Scanning private communications, even allowing companies to "voluntary" do this, sets the precedent that the confidentiality of private correspondence is conditional rather than fundamental. Also, automated scanning inevitably has false positives. Also, has chilling effect on free speech, undermines trust in encrypted messaging.

Also, situationally, that it's "voluntary" means offenders can migrate to platforms which don't "voluntarily" do this.

teekert•6m ago
This is a nice piece of democracy right here:

"a measure it had rejected twice in March. Although a majority of voting Members of the European Parliament (MEPs) actually opposed the regulation (314 against, 276 in favor, 17 abstentions), the motion to reject it failed to secure the required absolute majority of 361 votes. As a result, mass scanning is now permitted again until 2028."
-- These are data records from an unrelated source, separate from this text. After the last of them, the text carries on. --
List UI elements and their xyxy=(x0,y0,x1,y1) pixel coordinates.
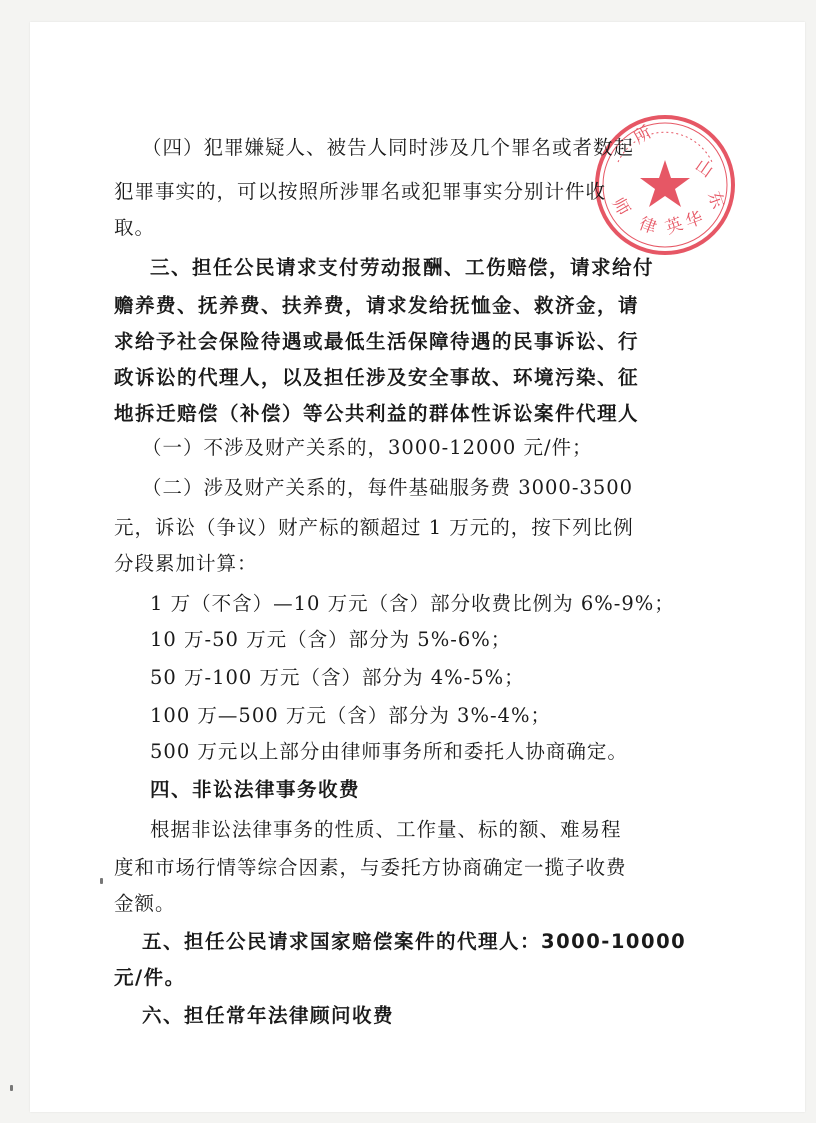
text-line: 元，诉讼（争议）财产标的额超过 1 万元的，按下列比例 xyxy=(114,516,634,539)
text-line: 50 万-100 万元（含）部分为 4%-5%； xyxy=(150,666,525,689)
text-line: 犯罪事实的，可以按照所涉罪名或犯罪事实分别计件收 xyxy=(114,180,607,203)
scan-speck xyxy=(100,878,103,884)
text-line: 10 万-50 万元（含）部分为 5%-6%； xyxy=(150,628,512,651)
svg-text:师: 师 xyxy=(607,194,634,220)
section-heading: 四、非讼法律事务收费 xyxy=(150,778,361,801)
svg-text:英: 英 xyxy=(662,214,686,239)
text-line: 分段累加计算： xyxy=(114,552,258,575)
text-line: 100 万—500 万元（含）部分为 3%-4%； xyxy=(150,704,551,727)
text-line: 元/件。 xyxy=(114,966,186,989)
text-line: 求给予社会保险待遇或最低生活保障待遇的民事诉讼、行 xyxy=(114,330,640,353)
text-line: （二）涉及财产关系的，每件基础服务费 3000-3500 xyxy=(142,476,634,499)
svg-text:律: 律 xyxy=(636,213,660,239)
text-line: 金额。 xyxy=(114,892,176,915)
text-line: 政诉讼的代理人，以及担任涉及安全事故、环境污染、征 xyxy=(114,366,640,389)
scan-speck xyxy=(10,1085,13,1091)
svg-text:东: 东 xyxy=(703,188,728,212)
svg-text:华: 华 xyxy=(682,208,706,233)
text-line: 500 万元以上部分由律师事务所和委托人协商确定。 xyxy=(150,740,628,763)
text-line: 赡养费、抚养费、扶养费，请求发给抚恤金、救济金，请 xyxy=(114,294,640,317)
section-heading: 六、担任常年法律顾问收费 xyxy=(142,1004,395,1027)
svg-text:所: 所 xyxy=(630,122,656,149)
text-line: 度和市场行情等综合因素，与委托方协商确定一揽子收费 xyxy=(114,856,627,879)
text-line: （四）犯罪嫌疑人、被告人同时涉及几个罪名或者数起 xyxy=(142,136,635,159)
svg-text:山: 山 xyxy=(691,155,717,182)
text-line: 取。 xyxy=(114,216,156,239)
seal-star-icon xyxy=(640,160,690,207)
section-heading: 五、担任公民请求国家赔偿案件的代理人：3000-10000 xyxy=(142,930,687,953)
text-line: 1 万（不含）—10 万元（含）部分收费比例为 6%-9%； xyxy=(150,592,675,615)
section-heading: 三、担任公民请求支付劳动报酬、工伤赔偿，请求给付 xyxy=(150,256,655,279)
text-line: （一）不涉及财产关系的，3000-12000 元/件； xyxy=(142,436,593,459)
text-line: 地拆迁赔偿（补偿）等公共利益的群体性诉讼案件代理人 xyxy=(114,402,640,425)
text-line: 根据非讼法律事务的性质、工作量、标的额、难易程 xyxy=(150,818,622,841)
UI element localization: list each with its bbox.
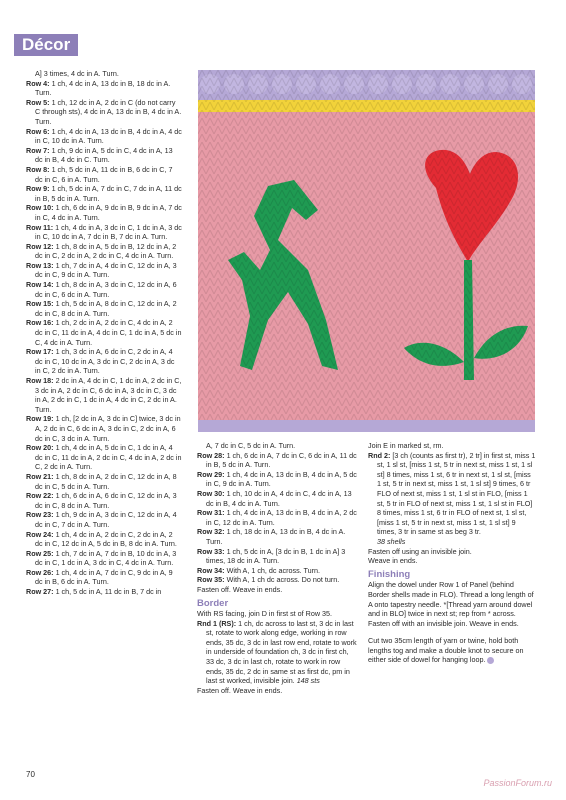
col1-row: Row 27: 1 ch, 5 dc in A, 11 dc in B, 7 dc in [26, 587, 162, 597]
col1-row: Row 10: 1 ch, 6 dc in A, 9 dc in B, 9 dc in A, 7 dc in C, 4 dc in A. Turn. [26, 203, 182, 222]
col2-row: Row 35: With A, 1 ch dc across. Do not turn. [197, 575, 340, 585]
col1-row: Row 26: 1 ch, 4 dc in A, 7 dc in C, 9 dc in A, 9 dc in B, 6 dc in A. Turn. [26, 567, 173, 587]
col1-row: Row 8: 1 ch, 5 dc in A, 11 dc in B, 6 dc in C, 7 dc in C, 6 in A. Turn. [26, 164, 173, 184]
col1-row: Row 16: 1 ch, 2 dc in A, 2 dc in C, 4 dc in A, 2 dc in C, 11 dc in A, 4 dc in C, 1 dc in A, 5 dc in C, 4 dc in A. Turn. [26, 318, 182, 347]
pattern-column-1 [26, 69, 182, 597]
col1-row: Row 4: 1 ch, 4 dc in A, 13 dc in B, 18 dc in A. Turn. [26, 78, 171, 98]
border-end: Fasten off. Weave in ends. [197, 685, 283, 695]
col2-row: Row 32: 1 ch, 18 dc in A, 13 dc in B, 4 dc in A. Turn. [197, 527, 346, 546]
col1-row: Row 20: 1 ch, 4 dc in A, 5 dc in C, 1 dc in A, 4 dc in C, 11 dc in A, 2 dc in C, 4 dc in A, 2 dc in C, 2 dc in A. Turn. [26, 443, 182, 472]
col1-row: Row 13: 1 ch, 7 dc in A, 4 dc in C, 12 dc in A, 3 dc in C, 9 dc in A. Turn. [26, 260, 177, 280]
col3-end2: Weave in ends. [368, 556, 418, 566]
fasten-off-text: Fasten off. Weave in ends. [197, 584, 283, 594]
col2-row: A, 7 dc in C, 5 dc in A. Turn. [206, 441, 296, 450]
col1-row: Row 5: 1 ch, 12 dc in A, 2 dc in C (do not carry C through sts), 4 dc in A, 13 dc in B, 4 dc in A. Turn. [26, 97, 182, 126]
col1-row: Row 25: 1 ch, 7 dc in A, 7 dc in B, 10 dc in A, 3 dc in C, 1 dc in A, 3 dc in C, 4 dc in A. Turn. [26, 548, 177, 568]
col1-row: Row 11: 1 ch, 4 dc in A, 3 dc in C, 1 dc in A, 3 dc in C, 10 dc in A, 7 dc in B, 7 dc in A. Turn. [26, 222, 182, 242]
col1-row: A] 3 times, 4 dc in A. Turn. [35, 69, 119, 78]
col1-row: Row 14: 1 ch, 8 dc in A, 3 dc in C, 12 dc in A, 6 dc in C, 6 dc in A. Turn. [26, 280, 177, 299]
col1-row: Row 22: 1 ch, 6 dc in A, 6 dc in C, 12 dc in A, 3 dc in C, 8 dc in A. Turn. [26, 491, 177, 510]
border-rnd1: Rnd 1 (RS): 1 ch, dc across to last st, 3 dc in last st, rotate to work along edge, working in row ends, 35 dc, 3 dc in last row end, rotate to work in underside of foundation ch, 3 dc in first ch, 33 dc, 3 dc in last ch, rotate to work in row ends, 35 dc, 2 dc in same st as first dc, pm in last st worked, invisible join. 148 sts [197, 618, 357, 686]
col1-row: Row 19: 1 ch, [2 dc in A, 3 dc in C] twice, 3 dc in A, 2 dc in C, 6 dc in A, 3 dc in C, 2 dc in A, 6 dc in C, 3 dc in A. Turn. [26, 414, 181, 443]
section-tab: Décor [14, 34, 78, 56]
finishing-p1: Align the dowel under Row 1 of Panel (behind Border shells made in FLO). Thread a long length of A onto tapestry needle. *[Thread yarn around dowel and in BLO] twice in next st; rep from * across. Fasten off with an invisible join. Weave in ends. [368, 580, 534, 628]
border-intro: With RS facing, join D in first st of Row 35. [197, 609, 333, 619]
crochet-panel-illustration [198, 70, 535, 432]
pattern-column-3 [368, 441, 536, 665]
col1-row: Row 23: 1 ch, 9 dc in A, 3 dc in C, 12 dc in A, 4 dc in C, 7 dc in A. Turn. [26, 510, 177, 529]
col2-row: Row 31: 1 ch, 4 dc in A, 13 dc in B, 4 dc in A, 2 dc in C, 12 dc in A. Turn. [197, 508, 357, 527]
col1-row: Row 7: 1 ch, 9 dc in A, 5 dc in C, 4 dc in A, 13 dc in B, 4 dc in C. Turn. [26, 145, 173, 165]
pattern-column-2 [197, 441, 358, 695]
col2-row: Row 30: 1 ch, 10 dc in A, 4 dc in C, 4 dc in A, 13 dc in B, 4 dc in A. Turn. [197, 488, 352, 508]
rnd2: Rnd 2: [3 ch (counts as first tr), 2 tr] in first st, miss 1 st, 1 sl st, [miss 1 st, 5 tr in next st, miss 1 st, 1 sl st] 8 times, miss 1 st, 6 tr in next st, 1 sl st, [miss 1 st, 5 tr in next st, miss 1 st, 1 sl st] 9 times, 6 tr FLO of next st, miss 1 st, 1 sl st in FLO, [miss 1 st, 5 tr in FLO of next st, miss 1 st, 1 sl st in FLO] 8 times, miss 1 st, 6 tr in FLO of next st, 1 sl st, [miss 1 st, 5 tr in next st, miss 1 st, 1 sl st] 9 times, 3 tr in same st as beg 3 tr. [368, 450, 536, 537]
border-heading: Border [197, 597, 229, 609]
finishing-heading: Finishing [368, 568, 411, 580]
rnd2-count: 38 shells [377, 536, 406, 546]
end-dot-icon [487, 657, 494, 664]
watermark: PassionForum.ru [483, 778, 552, 788]
col1-row: Row 12: 1 ch, 8 dc in A, 5 dc in B, 12 dc in A, 2 dc in C, 2 dc in A, 2 dc in C, 4 dc in A. Turn. [26, 241, 177, 261]
finishing-p2: Cut two 35cm length of yarn or twine, hold both lengths tog and make a double knot to secure on either side of dowel for hanging loop. [368, 636, 524, 665]
col2-row: Row 34: With A, 1 ch, dc across. Turn. [197, 565, 321, 575]
col1-row: Row 24: 1 ch, 4 dc in A, 2 dc in C, 2 dc in A, 2 dc in C, 12 dc in A, 5 dc in B, 8 dc in A. Turn. [26, 529, 177, 549]
col1-row: Row 15: 1 ch, 5 dc in A, 8 dc in C, 12 dc in A, 2 dc in C, 8 dc in A. Turn. [26, 299, 177, 318]
lilac-bottom-edge [198, 420, 535, 432]
col1-row: Row 9: 1 ch, 5 dc in A, 7 dc in C, 7 dc in A, 11 dc in B, 5 dc in A. Turn. [26, 184, 182, 203]
col2-row: Row 29: 1 ch, 4 dc in A, 13 dc in B, 4 dc in A, 5 dc in C, 9 dc in A. Turn. [197, 469, 357, 489]
col1-row: Row 6: 1 ch, 4 dc in A, 13 dc in B, 4 dc in A, 4 dc in C, 10 dc in A. Turn. [26, 126, 182, 146]
col3-top: Join E in marked st, rm. [368, 441, 444, 450]
crochet-panel-photo [198, 70, 535, 432]
page-number: 70 [26, 770, 35, 779]
col2-row: Row 33: 1 ch, 5 dc in A, [3 dc in B, 1 dc in A] 3 times, 18 dc in A. Turn. [197, 546, 346, 566]
col1-row: Row 17: 1 ch, 3 dc in A, 6 dc in C, 2 dc in A, 4 dc in C, 10 dc in A, 3 dc in C, 2 dc in A, 3 dc in C, 2 dc in A. Turn. [26, 347, 175, 376]
col2-row: Row 28: 1 ch, 6 dc in A, 7 dc in C, 6 dc in A, 11 dc in B, 5 dc in A. Turn. [197, 450, 357, 470]
col1-row: Row 18: 2 dc in A, 4 dc in C, 1 dc in A, 2 dc in C, 3 dc in A, 2 dc in C, 6 dc in A, 3 dc in C, 3 dc in A, 2 dc in C, 1 dc in A, 4 dc in C, 2 dc in A. Turn. [26, 376, 182, 414]
col3-end1: Fasten off using an invisible join. [368, 546, 472, 556]
col1-row: Row 21: 1 ch, 8 dc in A, 2 dc in C, 12 dc in A, 8 dc in C, 5 dc in A. Turn. [26, 471, 177, 491]
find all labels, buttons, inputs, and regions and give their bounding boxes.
So something flies if it does not pass but then in round two fails to be rejected. I wonder if all laws get this special treatment.

truthbe•5m ago
Once you realise the age group that are in that bracket of european law making you realise it's gen X AKA the helicopter parent generation and it all becomes less shocking.
superloika•12m ago
> it might awaken people that might've overlooked the structural failures of the EU and finally radicalise them

Haha, no. As long as there is bread and circus, nothing wil happen.

Vinnl•6m ago
To understand whether/to what extent this is brazen, I'd be interested to learn the reasoning why urgency procedures are possible, and in particular, why the apparent majority against shouldn't have been enough, and what is needed to classify something as urgent.
Are the messages to LLMs scanned (beyond normal collection for future training purposes) or is that just for human-to-human messenging?
budududuroiu•5m ago
The Internet Watch Foundation, the group, funded almost entirely by big tech, who pushed for this vote to be held under emergency procedure, is already at work lobbying for the end of E2EE [1].

In a couple years time, Chat Control 2.0 will come about, and the same tyrants will use the EU admission [2] that there is no evidence that suspicionless scanning of private communications has led to an increase in criminal convictions or in rescued children to argue that we need to go further, and break E2EE.